Currently even healthy pension plans are being forced to raise premiums and/or reduce contributions just to fund the costs of a sudden plan termination that not even government regulators themselves ever expect to have happen.

Current provincial government legislation requires that every defined benefit pension plan be prepared to terminate at any moment and meet all of its obligations to both pensioners and members who are still of working age.

Plans deemed to have a deficit, even when they can easily meet all of their obligations, are thus required to set aside extra contributions in order to be “fully funded” within five years.

The net effect is decrease the wages of employees, and the benefits of pensioners, in order to place a significant amount of money into a dead pool of capital that in many instances will never be needed.

The Harper government in Ottawa has recently acknowledged that that the rules for federally regulated pension plans are too onerous. His government has pledged a range of relief measures including extending the solvency payment schedule to 10 years.

The Campbell government has so far made no such similar promise. In fact right now the issue is being passed like a hot potato between Finance Minister Carole Taylor’s policy and regulatory branches. The policy branch is saying regulators can use their discretion while regulators are saying that current legislation does not provide any criteria for determining such matters.

Many pension fund managers in BC are recommending the development of a risk-based system so that high-risk plans continue to be required to correct solvency problems under the current rules, moderate-risk plans face less stringent rules and low-risk plans are not required to fund hypothetical solvency deficiencies.

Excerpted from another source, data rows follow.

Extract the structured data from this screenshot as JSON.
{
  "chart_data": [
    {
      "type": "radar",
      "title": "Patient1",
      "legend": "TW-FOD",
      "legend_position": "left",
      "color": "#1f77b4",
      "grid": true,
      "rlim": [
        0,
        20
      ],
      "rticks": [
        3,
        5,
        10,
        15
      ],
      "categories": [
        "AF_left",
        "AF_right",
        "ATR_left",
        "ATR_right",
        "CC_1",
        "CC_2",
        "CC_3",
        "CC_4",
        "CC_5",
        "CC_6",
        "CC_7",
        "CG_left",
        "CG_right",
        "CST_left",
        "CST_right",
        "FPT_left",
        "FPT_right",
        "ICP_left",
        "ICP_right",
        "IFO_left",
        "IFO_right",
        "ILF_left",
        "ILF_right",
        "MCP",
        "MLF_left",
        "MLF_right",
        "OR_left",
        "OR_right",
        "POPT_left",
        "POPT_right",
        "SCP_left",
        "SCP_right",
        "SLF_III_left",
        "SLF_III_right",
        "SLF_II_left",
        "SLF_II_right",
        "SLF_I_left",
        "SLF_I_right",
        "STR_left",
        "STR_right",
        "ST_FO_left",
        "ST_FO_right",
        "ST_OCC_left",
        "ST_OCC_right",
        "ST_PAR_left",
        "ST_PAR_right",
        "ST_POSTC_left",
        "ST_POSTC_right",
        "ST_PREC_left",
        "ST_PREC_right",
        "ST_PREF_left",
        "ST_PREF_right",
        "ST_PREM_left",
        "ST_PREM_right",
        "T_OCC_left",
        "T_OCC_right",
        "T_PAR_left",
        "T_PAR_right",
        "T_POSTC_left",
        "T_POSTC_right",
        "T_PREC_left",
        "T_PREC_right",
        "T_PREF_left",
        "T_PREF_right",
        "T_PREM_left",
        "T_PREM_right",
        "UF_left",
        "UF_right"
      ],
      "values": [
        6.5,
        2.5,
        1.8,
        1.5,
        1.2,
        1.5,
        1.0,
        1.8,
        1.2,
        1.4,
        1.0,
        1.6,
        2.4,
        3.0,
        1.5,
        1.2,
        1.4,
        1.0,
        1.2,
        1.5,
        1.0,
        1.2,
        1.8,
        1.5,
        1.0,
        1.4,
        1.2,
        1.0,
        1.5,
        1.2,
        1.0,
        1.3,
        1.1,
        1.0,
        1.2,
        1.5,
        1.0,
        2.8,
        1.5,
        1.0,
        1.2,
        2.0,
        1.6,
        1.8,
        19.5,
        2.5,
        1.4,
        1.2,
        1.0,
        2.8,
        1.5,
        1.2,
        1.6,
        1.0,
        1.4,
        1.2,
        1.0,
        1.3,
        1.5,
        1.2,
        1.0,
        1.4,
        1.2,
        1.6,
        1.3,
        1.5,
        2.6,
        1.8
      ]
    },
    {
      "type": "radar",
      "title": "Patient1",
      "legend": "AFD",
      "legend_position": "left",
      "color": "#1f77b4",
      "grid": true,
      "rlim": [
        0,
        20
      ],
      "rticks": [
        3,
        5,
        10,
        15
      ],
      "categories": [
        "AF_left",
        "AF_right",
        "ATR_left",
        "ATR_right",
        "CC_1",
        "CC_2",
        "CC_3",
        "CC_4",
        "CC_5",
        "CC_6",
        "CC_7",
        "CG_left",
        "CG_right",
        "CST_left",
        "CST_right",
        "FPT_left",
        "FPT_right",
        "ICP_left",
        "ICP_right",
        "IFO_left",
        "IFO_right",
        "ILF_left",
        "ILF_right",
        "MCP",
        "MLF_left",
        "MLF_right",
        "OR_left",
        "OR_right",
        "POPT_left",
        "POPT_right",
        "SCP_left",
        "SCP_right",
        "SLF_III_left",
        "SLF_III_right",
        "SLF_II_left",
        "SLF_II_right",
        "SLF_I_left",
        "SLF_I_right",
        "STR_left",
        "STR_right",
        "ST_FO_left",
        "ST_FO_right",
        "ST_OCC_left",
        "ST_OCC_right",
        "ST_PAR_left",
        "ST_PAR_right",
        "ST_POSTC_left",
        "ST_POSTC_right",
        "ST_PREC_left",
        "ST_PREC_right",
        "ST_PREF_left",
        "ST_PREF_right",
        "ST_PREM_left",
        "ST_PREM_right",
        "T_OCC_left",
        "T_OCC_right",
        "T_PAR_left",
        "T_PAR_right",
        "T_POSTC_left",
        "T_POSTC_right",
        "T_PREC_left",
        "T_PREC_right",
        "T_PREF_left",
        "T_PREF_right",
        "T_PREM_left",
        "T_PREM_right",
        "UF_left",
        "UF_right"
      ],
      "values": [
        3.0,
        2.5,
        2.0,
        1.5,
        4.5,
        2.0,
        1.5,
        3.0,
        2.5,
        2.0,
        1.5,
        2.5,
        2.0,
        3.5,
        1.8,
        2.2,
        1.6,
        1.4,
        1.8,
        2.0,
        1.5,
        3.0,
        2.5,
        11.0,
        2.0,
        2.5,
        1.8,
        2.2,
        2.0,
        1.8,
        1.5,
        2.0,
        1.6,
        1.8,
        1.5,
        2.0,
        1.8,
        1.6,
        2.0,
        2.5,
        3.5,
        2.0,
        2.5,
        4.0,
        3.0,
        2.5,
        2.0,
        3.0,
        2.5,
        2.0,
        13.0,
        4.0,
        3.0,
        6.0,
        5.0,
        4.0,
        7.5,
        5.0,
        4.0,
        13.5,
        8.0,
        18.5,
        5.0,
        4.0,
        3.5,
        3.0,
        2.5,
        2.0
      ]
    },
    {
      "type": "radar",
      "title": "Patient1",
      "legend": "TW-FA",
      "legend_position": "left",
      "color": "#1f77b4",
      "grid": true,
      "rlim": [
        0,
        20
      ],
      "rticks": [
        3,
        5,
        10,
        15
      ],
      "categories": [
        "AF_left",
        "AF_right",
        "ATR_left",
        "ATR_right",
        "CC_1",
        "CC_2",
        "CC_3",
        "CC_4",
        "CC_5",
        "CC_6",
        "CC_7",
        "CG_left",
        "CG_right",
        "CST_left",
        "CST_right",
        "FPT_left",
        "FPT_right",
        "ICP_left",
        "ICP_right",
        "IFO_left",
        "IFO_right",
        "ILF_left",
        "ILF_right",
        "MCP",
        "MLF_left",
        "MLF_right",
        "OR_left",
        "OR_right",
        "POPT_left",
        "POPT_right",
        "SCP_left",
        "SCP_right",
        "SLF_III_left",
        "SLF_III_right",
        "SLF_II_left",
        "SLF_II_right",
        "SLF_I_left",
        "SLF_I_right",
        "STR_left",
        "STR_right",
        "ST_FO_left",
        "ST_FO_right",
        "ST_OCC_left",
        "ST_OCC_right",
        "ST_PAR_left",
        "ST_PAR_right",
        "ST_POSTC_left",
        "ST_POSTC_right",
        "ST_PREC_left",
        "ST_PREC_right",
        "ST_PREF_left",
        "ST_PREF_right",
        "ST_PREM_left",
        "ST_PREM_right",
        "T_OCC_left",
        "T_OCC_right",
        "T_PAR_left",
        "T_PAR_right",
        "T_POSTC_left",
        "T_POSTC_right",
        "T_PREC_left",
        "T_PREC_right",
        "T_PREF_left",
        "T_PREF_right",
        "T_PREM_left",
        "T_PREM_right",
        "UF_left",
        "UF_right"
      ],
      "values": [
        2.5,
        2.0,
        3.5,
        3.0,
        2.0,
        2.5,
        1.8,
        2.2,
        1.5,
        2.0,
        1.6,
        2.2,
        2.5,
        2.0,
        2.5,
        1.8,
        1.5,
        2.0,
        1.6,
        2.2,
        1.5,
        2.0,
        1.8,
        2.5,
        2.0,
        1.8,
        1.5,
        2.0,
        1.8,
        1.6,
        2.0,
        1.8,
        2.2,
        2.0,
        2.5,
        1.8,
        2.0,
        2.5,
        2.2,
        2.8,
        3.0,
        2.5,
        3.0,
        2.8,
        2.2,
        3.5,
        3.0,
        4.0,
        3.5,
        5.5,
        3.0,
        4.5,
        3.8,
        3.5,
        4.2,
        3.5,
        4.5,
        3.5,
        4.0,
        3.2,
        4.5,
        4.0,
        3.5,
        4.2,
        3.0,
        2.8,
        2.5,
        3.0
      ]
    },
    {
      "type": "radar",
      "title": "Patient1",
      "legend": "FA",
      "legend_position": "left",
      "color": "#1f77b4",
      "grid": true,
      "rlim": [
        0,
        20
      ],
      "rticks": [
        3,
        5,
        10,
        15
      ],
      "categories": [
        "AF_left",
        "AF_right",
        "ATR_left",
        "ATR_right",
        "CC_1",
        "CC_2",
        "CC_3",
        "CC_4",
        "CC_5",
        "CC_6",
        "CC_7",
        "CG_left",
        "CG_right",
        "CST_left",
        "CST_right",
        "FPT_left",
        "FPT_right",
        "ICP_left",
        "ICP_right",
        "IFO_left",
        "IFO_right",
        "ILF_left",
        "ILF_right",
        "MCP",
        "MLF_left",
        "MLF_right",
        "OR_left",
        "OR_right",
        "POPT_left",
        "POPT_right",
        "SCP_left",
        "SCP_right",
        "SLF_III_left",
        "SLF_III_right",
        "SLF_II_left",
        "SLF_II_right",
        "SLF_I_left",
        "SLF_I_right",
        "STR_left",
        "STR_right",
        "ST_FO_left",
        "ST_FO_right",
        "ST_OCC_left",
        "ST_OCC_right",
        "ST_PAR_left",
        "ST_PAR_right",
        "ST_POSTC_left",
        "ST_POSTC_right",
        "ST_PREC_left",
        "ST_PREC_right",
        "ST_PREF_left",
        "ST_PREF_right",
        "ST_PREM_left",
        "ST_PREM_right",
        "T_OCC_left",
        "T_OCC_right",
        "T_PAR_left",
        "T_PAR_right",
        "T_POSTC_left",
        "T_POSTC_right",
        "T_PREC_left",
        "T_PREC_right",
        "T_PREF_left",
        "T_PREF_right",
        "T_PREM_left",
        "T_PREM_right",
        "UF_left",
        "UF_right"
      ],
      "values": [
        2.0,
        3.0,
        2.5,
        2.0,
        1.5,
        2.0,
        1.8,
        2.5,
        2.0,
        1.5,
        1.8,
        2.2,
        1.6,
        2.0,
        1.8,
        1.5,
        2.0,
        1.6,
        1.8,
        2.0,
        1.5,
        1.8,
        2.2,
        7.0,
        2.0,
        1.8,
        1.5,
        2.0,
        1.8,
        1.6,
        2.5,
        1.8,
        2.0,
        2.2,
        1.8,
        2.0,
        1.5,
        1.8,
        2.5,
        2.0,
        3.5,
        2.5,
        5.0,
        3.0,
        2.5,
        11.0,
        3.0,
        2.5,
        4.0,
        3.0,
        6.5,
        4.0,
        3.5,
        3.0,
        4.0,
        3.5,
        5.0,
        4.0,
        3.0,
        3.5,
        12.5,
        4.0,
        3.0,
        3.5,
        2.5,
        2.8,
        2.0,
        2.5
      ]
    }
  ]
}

But any such regulatory change would have to first be developed by the policy branch of the Ministry of Finance and the policy branch will not undertake such an initiative unless it is deemed to be a priority of the Minister.

That requires getting the attention of the Minister of Finance, Carole Taylor on an issue that can be daunting in terms of its complexity. But it is an issue the provincial government must come to grips with. Otherwise many British Columbians will continue seeing their pension benefits being eroded through government over-regulation and inaction.

It is expected that the Minister of Finance will find some time over the summer to meet with Pension Fund Mangers. If she does let us hope this is followed up with a signal to her Ministry policy branch to start looking at developing a pension fund risk assessment system.

Developing such a system will not be easy, but like most good government policy it is best developed with input from experts in the sector. If this approach is taken and a new risk assessment based system is adopted then this will allow for greater take home pay for workers and improved pension benefits for retirees.

It may not be politically sexy but it is good government. Providing good governance is something Finance Minister Taylor has shown herself to be quite adept at providing when it comes to issues such as labour relations. Let’s hope she can do the same when it comes to workers’ pension funds.